Carter, however, from his command post in Houston, ordered that they attach the monitors. After reading the indicators, he said, 'You guys will have to recharge your batteries. You're really tired.'

By the time the message came through, they had eaten. For an hour they rested in their reclined seats. Orme used alpha-wave techniques to get to sleep. Even so, it took twenty minutes, according to the monitors, before he succumbed. He would have sworn that he'd been awake the entire period.

Twenty minutes later, they were back at the tunnel site. Eighteen inches beyond the door, Orme cut a hole into the tunnel roof with a small laser-tipped drill. When it broke through, the explosion of enclosed air drove the tool up out of the hole. But Orme, expecting this, was standing to one side. Even so, the drill was almost jerked out of his hand.

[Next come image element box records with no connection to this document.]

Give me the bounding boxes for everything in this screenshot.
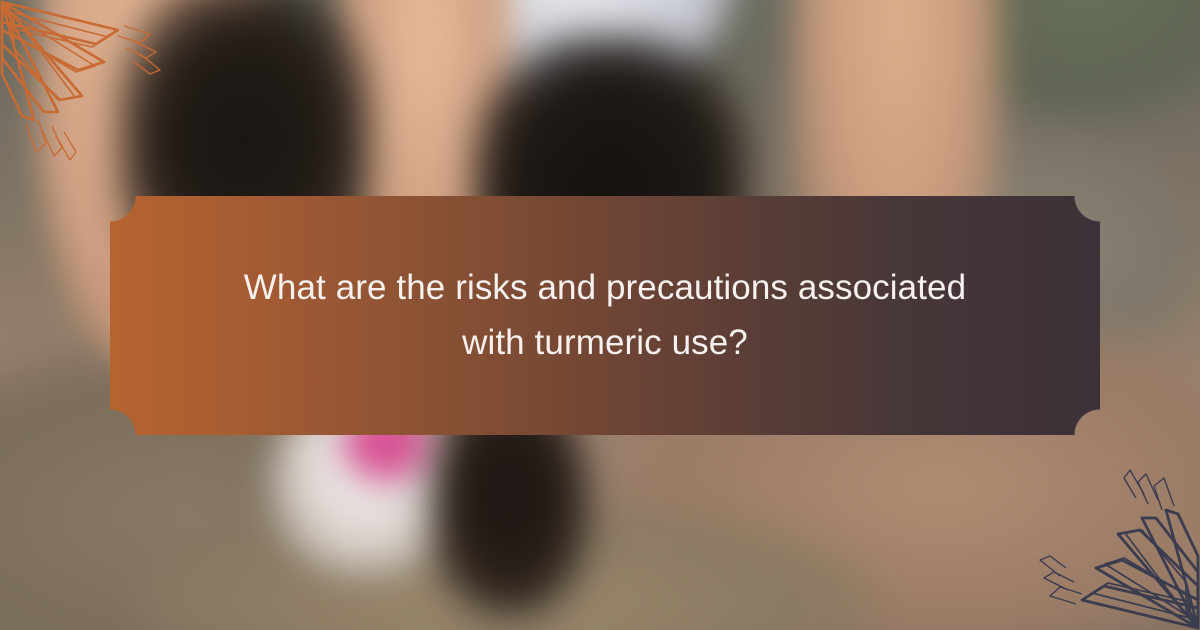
question-title: What are the risks and precautions assoc…	[205, 261, 1005, 370]
question-banner: What are the risks and precautions assoc…	[110, 196, 1100, 435]
card-canvas: What are the risks and precautions assoc…	[0, 0, 1200, 630]
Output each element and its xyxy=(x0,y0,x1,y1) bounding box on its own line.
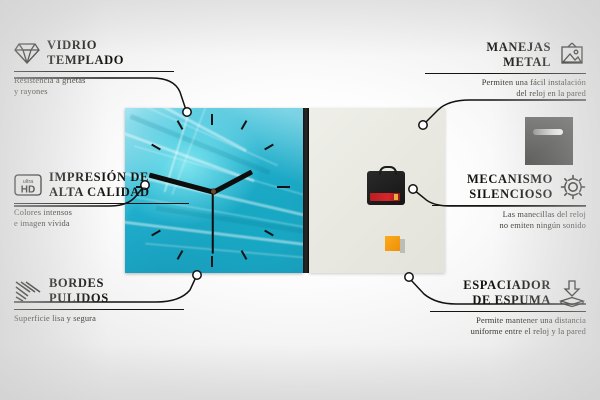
polished-edges-icon xyxy=(14,280,42,302)
infographic-canvas: VIDRIOTEMPLADO Resistencia a grietasy ra… xyxy=(0,0,600,400)
callout-divider xyxy=(432,205,586,206)
metal-hanger-swatch xyxy=(525,117,573,165)
clock-mechanism-box xyxy=(367,171,405,205)
callout-title: BORDESPULIDOS xyxy=(49,276,109,306)
callout-impresion-alta-calidad[interactable]: ultra HD IMPRESIÓN DEALTA CALIDAD Colore… xyxy=(14,170,189,230)
foam-spacer-shadow xyxy=(400,239,405,253)
callout-vidrio-templado[interactable]: VIDRIOTEMPLADO Resistencia a grietasy ra… xyxy=(14,38,174,98)
callout-title: VIDRIOTEMPLADO xyxy=(47,38,124,68)
callout-mecanismo-silencioso[interactable]: MECANISMOSILENCIOSO Las manecillas del r… xyxy=(432,172,586,232)
clock-center-pin xyxy=(211,189,216,194)
callout-subtitle: Colores intensose imagen vívida xyxy=(14,208,189,230)
callout-divider xyxy=(430,311,586,312)
clock-second-hand xyxy=(212,191,214,253)
callout-subtitle: Resistencia a grietasy rayones xyxy=(14,76,174,98)
connector-endpoint xyxy=(405,273,413,281)
callout-bordes-pulidos[interactable]: BORDESPULIDOS Superficie lisa y segura xyxy=(14,276,184,325)
foam-spacer xyxy=(385,236,400,251)
callout-subtitle: Permiten una fácil instalacióndel reloj … xyxy=(425,78,586,100)
callout-divider xyxy=(14,71,174,72)
clock-tick xyxy=(151,230,161,237)
metal-hanger-bracket xyxy=(533,129,563,135)
diamond-icon xyxy=(14,41,40,65)
battery xyxy=(370,193,400,201)
clock-tick xyxy=(177,120,184,130)
clock-tick xyxy=(241,250,248,260)
clock-tick xyxy=(211,256,213,267)
callout-title: MECANISMOSILENCIOSO xyxy=(467,172,553,202)
arrow-down-cushion-icon xyxy=(558,280,586,306)
gear-icon xyxy=(560,174,586,200)
callout-title: IMPRESIÓN DEALTA CALIDAD xyxy=(49,170,150,200)
callout-espaciador-espuma[interactable]: ESPACIADORDE ESPUMA Permite mantener una… xyxy=(430,278,586,338)
callout-divider xyxy=(425,73,586,74)
clock-tick xyxy=(177,250,184,260)
ultra-hd-icon-large-label: HD xyxy=(21,184,35,195)
clock-tick xyxy=(151,144,161,151)
clock-tick xyxy=(241,120,248,130)
clock-tick xyxy=(264,144,274,151)
clock-tick xyxy=(211,114,213,125)
callout-subtitle: Permite mantener una distanciauniforme e… xyxy=(430,316,586,338)
callout-subtitle: Superficie lisa y segura xyxy=(14,314,184,325)
battery-terminal xyxy=(394,194,398,200)
callout-title: MANEJASMETAL xyxy=(486,40,551,70)
clock-hour-hand xyxy=(212,170,253,195)
callout-divider xyxy=(14,309,184,310)
clock-tick xyxy=(264,230,274,237)
mechanism-hanging-loop xyxy=(379,166,397,175)
ultra-hd-icon: ultra HD xyxy=(14,173,42,197)
callout-subtitle: Las manecillas del relojno emiten ningún… xyxy=(432,210,586,232)
callout-divider xyxy=(14,203,189,204)
clock-back-panel xyxy=(309,108,445,273)
framed-picture-hanging-icon xyxy=(558,42,586,67)
callout-title: ESPACIADORDE ESPUMA xyxy=(463,278,551,308)
callout-manejas-metal[interactable]: MANEJASMETAL Permiten una fácil instalac… xyxy=(425,40,586,100)
clock-tick xyxy=(277,186,290,188)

He set to work at once to drill five more holes, all in a circle with a diameter of three feet. He could have connected the holes with the laser and cut a complete section to drop down into the tunnel. But he had to conserve power, so he planted gelignite charges in the holes and touched off the explosive at a distance with a battery. The circular section went up in smoke and larger fragments of rock. They rose higher than they would have on the home planet, the smoke disappeared more quickly, and the dust settled more swiftly.

'If there's an automatic sealing system, and it's still working, then the end of that tunnel will be shut off,' Orme said. 'And we'll have to open a door. But that will mean that the next section will seal. We don't have the materials to go through many doors.'

The tunnel, if it continued in a straight line, would go into the canyon wall. By now the shadow of the western wall was over them, and it was getting colder. They were comfortable in their suits, bulky though they were and with much equipment strapped onto them. Inside each was a flask of water which they could suck up through a tube by bending their heads inside the helmet down and to one side. They still had half a flask left, and they could urinate into a bladder attached to the front of one leg.